Some notable works for clarinet choir that call for contrabass clarinet include Gather at The Rock by Jenni Brandon and Dusk by Steven Bryant.

=== Solo repertoire ===
The contrabass clarinet as a solo instrument has only been explored relatively recently, mirroring the relative recency of the instrument's modern development. The body of works for solo contrabass clarinet, encompassing works for unaccompanied contrabass clarinet, contrabass clarinet and piano, and contrabass clarinet and orchestra, is expanding rapidly as contemporary composers continue to explore its unique characteristics and capabilities.

Some notable works for solo contrabass clarinet include Lucien Goethals's Concerto for Contrabass Clarinet and Orchestra, Soul Searching – Contrabass Clarinet Concerto by Martin Georgiev, Ombra I and Ombra II by Franco Donatoni, and Into the Depths by Elizabeth Kelly.

=== Orchestra ===
The contrabass clarinet is a very rare visitor to the standard symphony orchestra as a member of the clarinet section, and most orchestra pieces that call for contrabass clarinet feature the instrument as a soloist. Still, there have been occasional additions to the orchestral repertoire that feature the contrabass clarinet, including On the Transmigration of Souls by John Adams, Amériques by Edgard Varèse, and La Terre est un homme by Brian Ferneyhough, which all call for contrabass clarinet as a part of their expanded woodwind sections.
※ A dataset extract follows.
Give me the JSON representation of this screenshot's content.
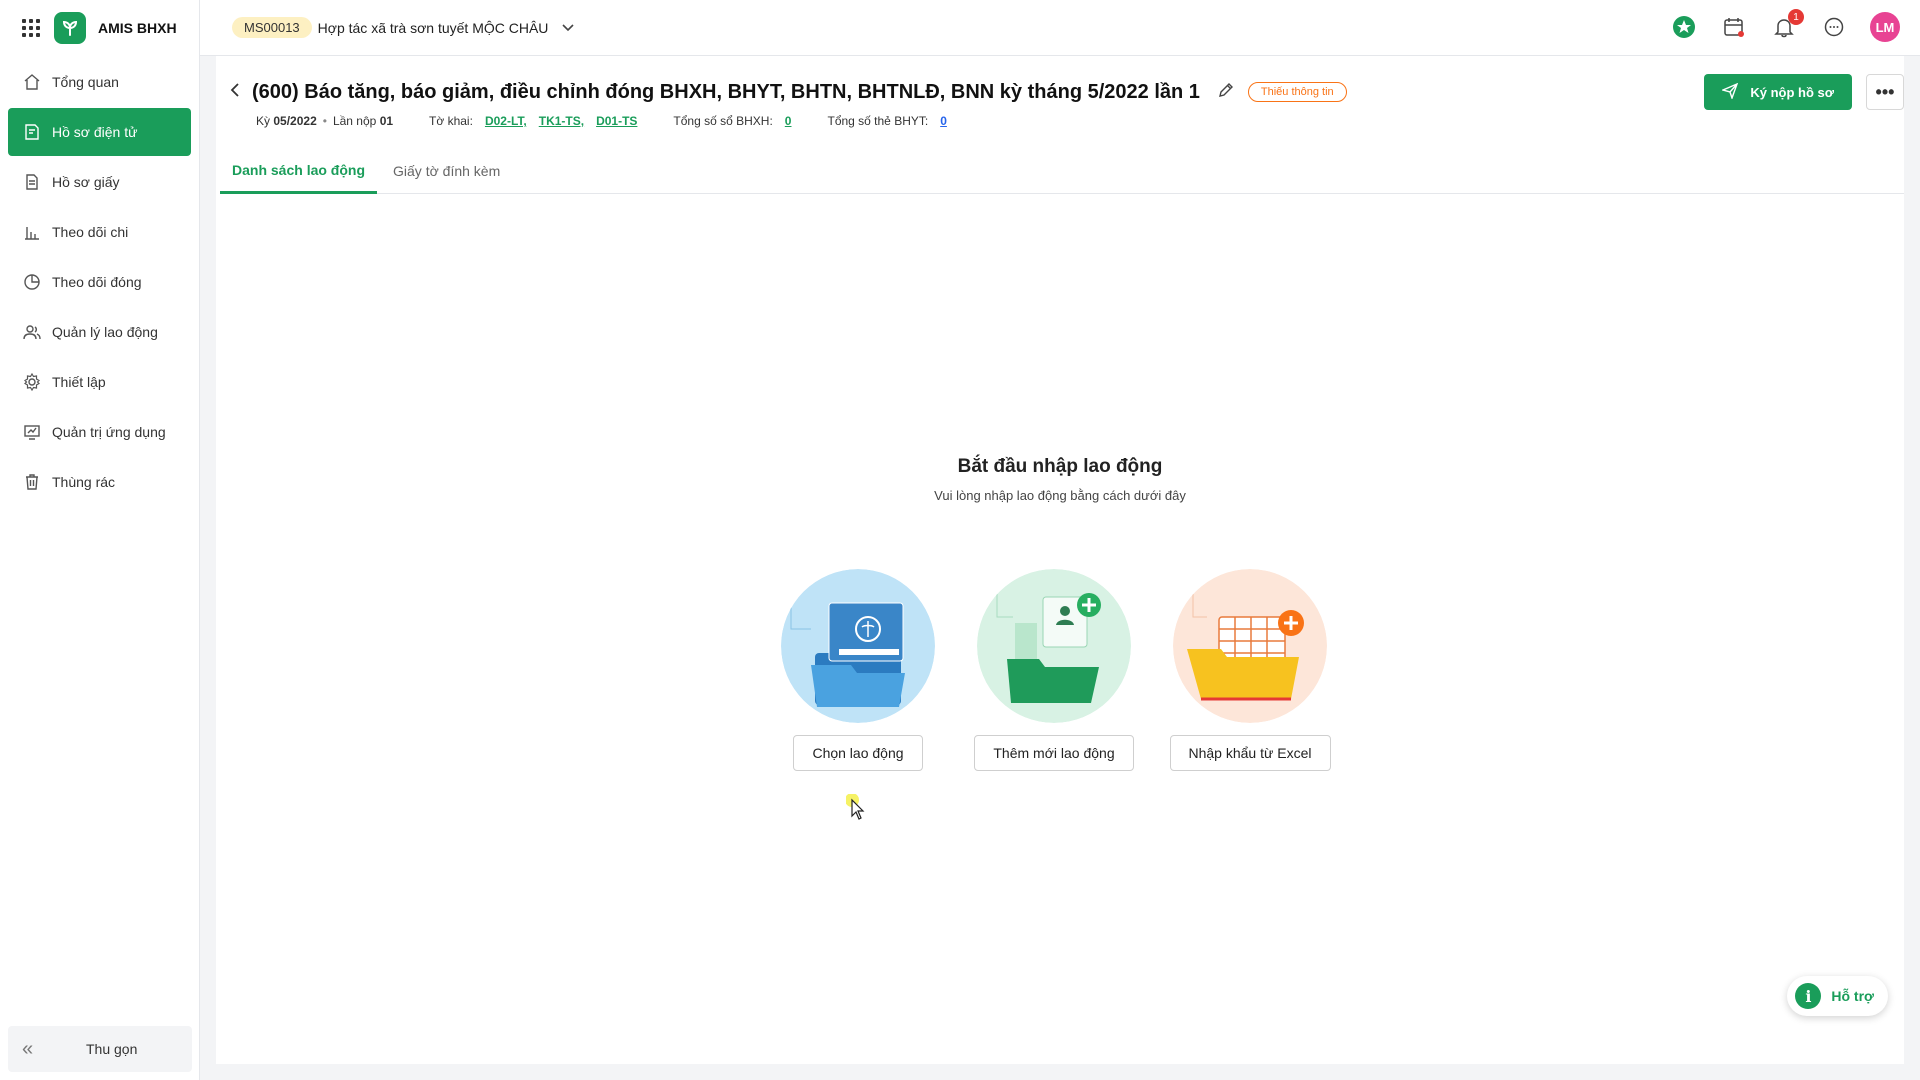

=== Notable appearances in opera and film ===

- Prometeo, an unconventional opera by Luigi Nono, features the contrabass clarinet.
- Kepler, an opera by Philip Glass, features a part for contrabass clarinet doubling bass clarinet.
- A prominent contra-alto/contrabass clarinet solo may be heard in a song from the score for the 1968 film Winnie the Pooh and the Blustery Day.
- Composer Colin Stetson uses the contrabass clarinet extensively in the score for the 2018 film Hereditary.
- Composer Howard Shore features the contrabass clarinet in the score for the 2002 film The Lord of the Rings: The Two Towers.